I am not always accorded the courtesy I require my kids to give other adults.
As for me, I want everyone and their kids to call me Jenna. Not Miss/Ms/Mrs Jenna, not Ms Carodsikey-Wiebe, and certainly not Mrs Wiebe. Most of my kids' friends DO call me Jenna. My two younger children however, have friends, siblings who are required to call me Miss Jenna. They are not allowed to call me what I wish to be called because that would be "disrespectful".
Of course, I have given some thought to why I want to be on a first name basis with everyone. In no particular order, here's why:
Equality Several types of equality come into play. Gender, age, socioeconomic.... If we still had a social convention of different titles for unmarried and married men as we do with women, I might have embraced Mrs. As we don't, I didn't, and find the first name basis a great way to avoid the use of a sexist title. I also do not hold myself to be better than children. Even though they may have to obey and take instruction from me, I am not *better* or more worthy of respect.

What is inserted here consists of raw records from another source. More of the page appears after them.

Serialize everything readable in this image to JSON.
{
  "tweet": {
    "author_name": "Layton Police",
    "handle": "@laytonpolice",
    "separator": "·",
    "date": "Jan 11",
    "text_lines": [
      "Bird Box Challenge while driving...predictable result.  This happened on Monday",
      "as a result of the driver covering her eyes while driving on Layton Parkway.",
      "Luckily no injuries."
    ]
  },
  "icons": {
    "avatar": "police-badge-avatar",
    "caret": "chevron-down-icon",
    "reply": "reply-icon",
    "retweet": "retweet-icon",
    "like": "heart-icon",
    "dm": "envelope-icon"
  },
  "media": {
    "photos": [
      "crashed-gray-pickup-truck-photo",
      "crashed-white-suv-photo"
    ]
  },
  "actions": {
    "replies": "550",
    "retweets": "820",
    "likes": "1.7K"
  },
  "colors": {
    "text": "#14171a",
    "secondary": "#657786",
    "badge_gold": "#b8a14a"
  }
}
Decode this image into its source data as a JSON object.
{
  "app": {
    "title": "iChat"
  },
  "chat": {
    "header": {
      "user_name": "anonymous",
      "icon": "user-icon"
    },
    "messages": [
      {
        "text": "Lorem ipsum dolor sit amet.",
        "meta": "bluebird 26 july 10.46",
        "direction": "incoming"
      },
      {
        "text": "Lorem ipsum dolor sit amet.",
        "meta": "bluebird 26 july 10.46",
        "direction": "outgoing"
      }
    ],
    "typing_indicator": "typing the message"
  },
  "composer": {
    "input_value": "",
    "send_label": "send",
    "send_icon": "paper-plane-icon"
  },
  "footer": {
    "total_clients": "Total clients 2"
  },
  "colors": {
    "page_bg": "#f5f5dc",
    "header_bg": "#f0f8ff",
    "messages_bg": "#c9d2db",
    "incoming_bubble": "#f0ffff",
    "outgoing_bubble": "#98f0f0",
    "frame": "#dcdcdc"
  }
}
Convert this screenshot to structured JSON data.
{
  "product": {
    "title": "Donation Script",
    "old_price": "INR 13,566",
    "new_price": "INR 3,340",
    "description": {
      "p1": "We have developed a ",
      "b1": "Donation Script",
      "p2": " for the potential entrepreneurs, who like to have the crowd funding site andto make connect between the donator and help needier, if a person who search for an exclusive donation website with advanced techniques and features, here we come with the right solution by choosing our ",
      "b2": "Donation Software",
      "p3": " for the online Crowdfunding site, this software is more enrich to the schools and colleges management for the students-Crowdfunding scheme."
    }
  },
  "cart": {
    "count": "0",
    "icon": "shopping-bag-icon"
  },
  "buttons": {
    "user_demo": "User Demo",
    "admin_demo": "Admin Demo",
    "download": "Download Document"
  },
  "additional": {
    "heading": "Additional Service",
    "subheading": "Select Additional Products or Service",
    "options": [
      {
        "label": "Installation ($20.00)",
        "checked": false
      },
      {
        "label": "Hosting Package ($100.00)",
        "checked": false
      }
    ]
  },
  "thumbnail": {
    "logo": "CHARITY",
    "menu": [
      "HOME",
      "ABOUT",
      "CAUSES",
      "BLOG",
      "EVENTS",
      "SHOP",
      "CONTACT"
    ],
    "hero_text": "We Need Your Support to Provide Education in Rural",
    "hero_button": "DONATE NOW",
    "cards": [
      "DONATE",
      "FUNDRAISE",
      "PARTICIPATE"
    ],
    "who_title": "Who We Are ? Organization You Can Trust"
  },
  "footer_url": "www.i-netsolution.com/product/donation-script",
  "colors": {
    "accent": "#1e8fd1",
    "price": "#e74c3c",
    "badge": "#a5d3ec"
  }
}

Formality Or lack thereof. I live in a pretty casual part of the country and that level of formality just feels *weird* to me.
Age It makes me feel old. I don't work out, eat superfoods, and moisturise just so some kid can call me ma'am (of fail to card me. whippersnappers.)
But most importantly,
Titles of respect can too easily take the place of REAL respect
Anyone who's read a book with dueling knows this is true.
And almost anyone reading this has experienced this in real life.
I prefer real respect, in the way people treat me.